Welcome to the blog for Colgate University's interdisciplinary course on food. This is the place to keep up with what students in the course are experiencing in their work at Common Thread Community Farm and through their everyday encounters with food.

Monday, October 27, 2014

Kale, Commodification, & Drugs

My roommate, Elyse, knows that I really like kale.  So a few weeks ago, she left a copy of the New Yorker on my bed opened to this article, entitled "The Kale Diaries": http://www.newyorker.com/magazine/2014/09/01/kale-diaries




We have talked in class about the transition from subsistence farming to the commodification of food.  Food products are commodities, and I imagine we tend to think of them as items for purchase more than sustenance.  I guessed that the United States was getting away from growing their own sources of food, but I looked it up online and in 2008 31% of households participated in food gardening (http://www.gardenresearch.com/files/2009-Impact-of-Gardening-in-America-White-Paper.pdf).  Even still, I feel like food gardening is considered a hobby, and food is still seen as something to purchase on the market.  It is almost impossible to be completely self-sufficient.

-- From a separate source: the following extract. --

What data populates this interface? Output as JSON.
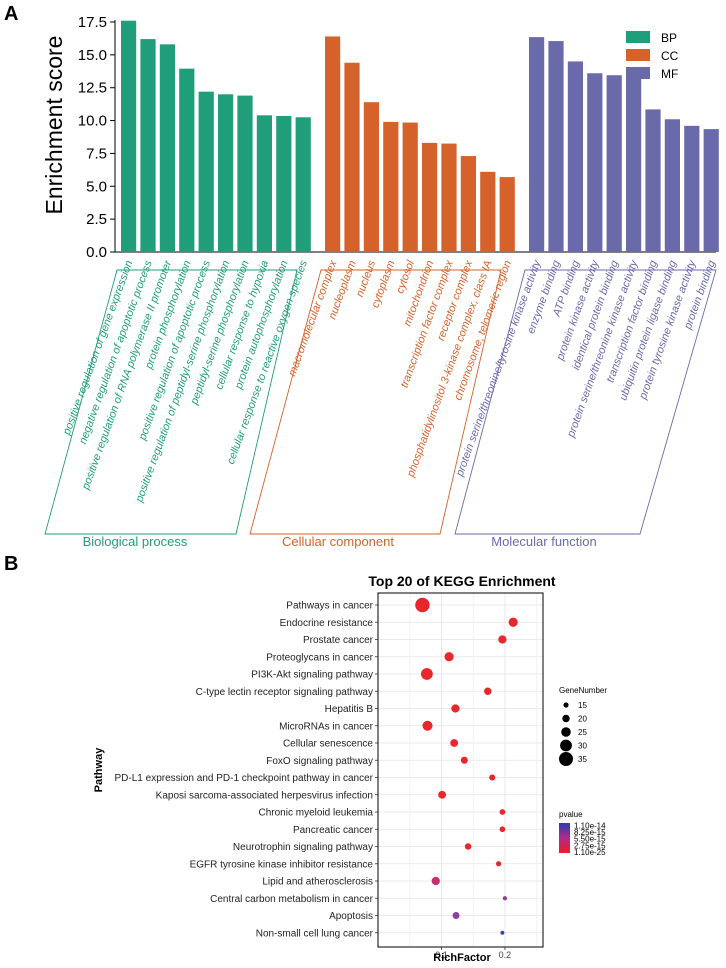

The article is quite silly, but it speaks to some of the themes that have come up in class.  The article basically pokes fun at kale's increasing popularity and demand on the market, as a commodity, and tells brief stories of what would happen if the demand was not met by the supply.  In other words, the "diary" speaks of the future in a kale shortage.  The shortage drives kale underground, and the use of kale is likened to a drug traded on the drug market.  The humorous tone is light and sarcastic, and refers to "Ma" and "Pa"'s reaction to the kale shortage.  The article is obviously a joke, but sheds light on how food transitions over time, place, and social conditions.  Although it is unlikely that kale would be sold by illegal kale-dealers in a kale shortage, the social context of kale is very important to look at.  I know of people in Brooklyn who have unpasteurized milk delivered to them weekly from farms outside of the city, though this is not really permitted by law.  People love food and do strange things because of this love.  The price, look, taste, and even legality, of foods are both based on and perpetuate a certain social context.

There is a nostalgia associated with food encounters, as well.  Twenty years after the shortage in the "Kale Diaries", the author writes, "But I'll never get used to the sight of someone vaping kale...I prefer the old ways...I find myself most nights staring into an empty salad bowl, reminiscing about the days when we'd delicately slice the rib out of eight or non rubbery leaves...Simpler, happier times."  Although this is in the "shouts and murmurs" section of The New Yorker, it is only funny because people can relate to these feelings and sensations brought on by food and how ridiculous they are.

I hope there is no serious shortage of this leafy green in my lifetime.